2. Stratum spinosum (stekellaag)
● Bestaat uit enkele lagen
polygonale cellen.
○ Verbonden met
desmosomen →
stekelig effect.
● Gaat vloeiend over in
stratum granulosum.
3. Stratum granulosum (korrellaag)
● Bestaat uit 2/3 lagen van afgeplatte cellen.
● Naam doordat er veel keratohyaline granulae (korrels) in het
cytoplasma zichtbaar zijn.
○ Voorstadium van keratine
○ Bevatten eiwitten (pro-filaggrine) → ontstaat filaggrine.
4. Stratum lucidum (heldere laag)
- Heldere laag dat alleen op handpalmen en voetzolen bevindt.

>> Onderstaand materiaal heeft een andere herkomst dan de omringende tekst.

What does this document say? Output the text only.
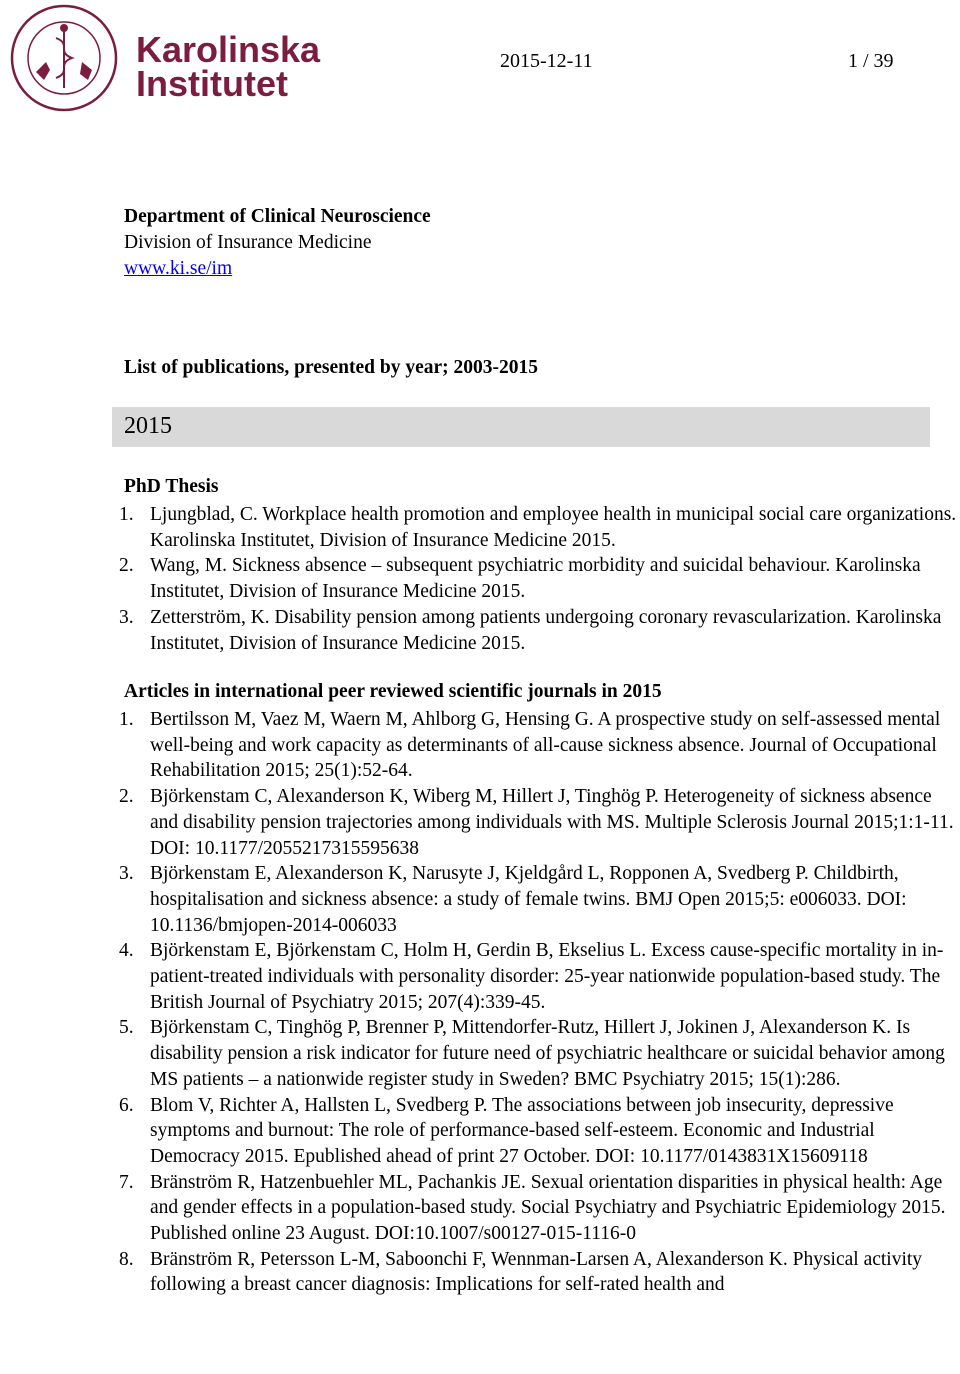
Karolinska
Institutet
2015-12-11	1 / 39
Department of Clinical Neuroscience
Division of Insurance Medicine
www.ki.se/im
List of publications, presented by year; 2003-2015
2015
PhD Thesis
1. Ljungblad, C. Workplace health promotion and employee health in municipal social care organizations. Karolinska Institutet, Division of Insurance Medicine 2015.
2. Wang, M. Sickness absence – subsequent psychiatric morbidity and suicidal behaviour. Karolinska Institutet, Division of Insurance Medicine 2015.
3. Zetterström, K. Disability pension among patients undergoing coronary revascularization. Karolinska Institutet, Division of Insurance Medicine 2015.
Articles in international peer reviewed scientific journals in 2015
1. Bertilsson M, Vaez M, Waern M, Ahlborg G, Hensing G. A prospective study on self-assessed mental well-being and work capacity as determinants of all-cause sickness absence. Journal of Occupational Rehabilitation 2015; 25(1):52-64.
2. Björkenstam C, Alexanderson K, Wiberg M, Hillert J, Tinghög P. Heterogeneity of sickness absence and disability pension trajectories among individuals with MS. Multiple Sclerosis Journal 2015;1:1-11. DOI: 10.1177/2055217315595638
3. Björkenstam E, Alexanderson K, Narusyte J, Kjeldgård L, Ropponen A, Svedberg P. Childbirth, hospitalisation and sickness absence: a study of female twins. BMJ Open 2015;5: e006033. DOI: 10.1136/bmjopen-2014-006033
4. Björkenstam E, Björkenstam C, Holm H, Gerdin B, Ekselius L. Excess cause-specific mortality in in-patient-treated individuals with personality disorder: 25-year nationwide population-based study. The British Journal of Psychiatry 2015; 207(4):339-45.
5. Björkenstam C, Tinghög P, Brenner P, Mittendorfer-Rutz, Hillert J, Jokinen J, Alexanderson K. Is disability pension a risk indicator for future need of psychiatric healthcare or suicidal behavior among MS patients – a nationwide register study in Sweden? BMC Psychiatry 2015; 15(1):286.
6. Blom V, Richter A, Hallsten L, Svedberg P. The associations between job insecurity, depressive symptoms and burnout: The role of performance-based self-esteem. Economic and Industrial Democracy 2015. Epublished ahead of print 27 October. DOI: 10.1177/0143831X15609118
7. Bränström R, Hatzenbuehler ML, Pachankis JE. Sexual orientation disparities in physical health: Age and gender effects in a population-based study. Social Psychiatry and Psychiatric Epidemiology 2015. Published online 23 August. DOI:10.1007/s00127-015-1116-0
8. Bränström R, Petersson L-M, Saboonchi F, Wennman-Larsen A, Alexanderson K. Physical activity following a breast cancer diagnosis: Implications for self-rated health and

5. Stratum corneum (hoornlaag)
● Verschilt per gebied: gemiddeld 20 lagen, maar kan van 3 tot 50 zijn.
● Bestaat uit corneocyten; dode afgeplatte keratinocyten zonder
kernen en celorganellen, ingebed in een vetrijke matrix.
○ Bijna helemaal gevuld met keratine, ingebed in een matrix van
eiwit filaggrine.
○ Afbraakproducten: natural moisturizing factor.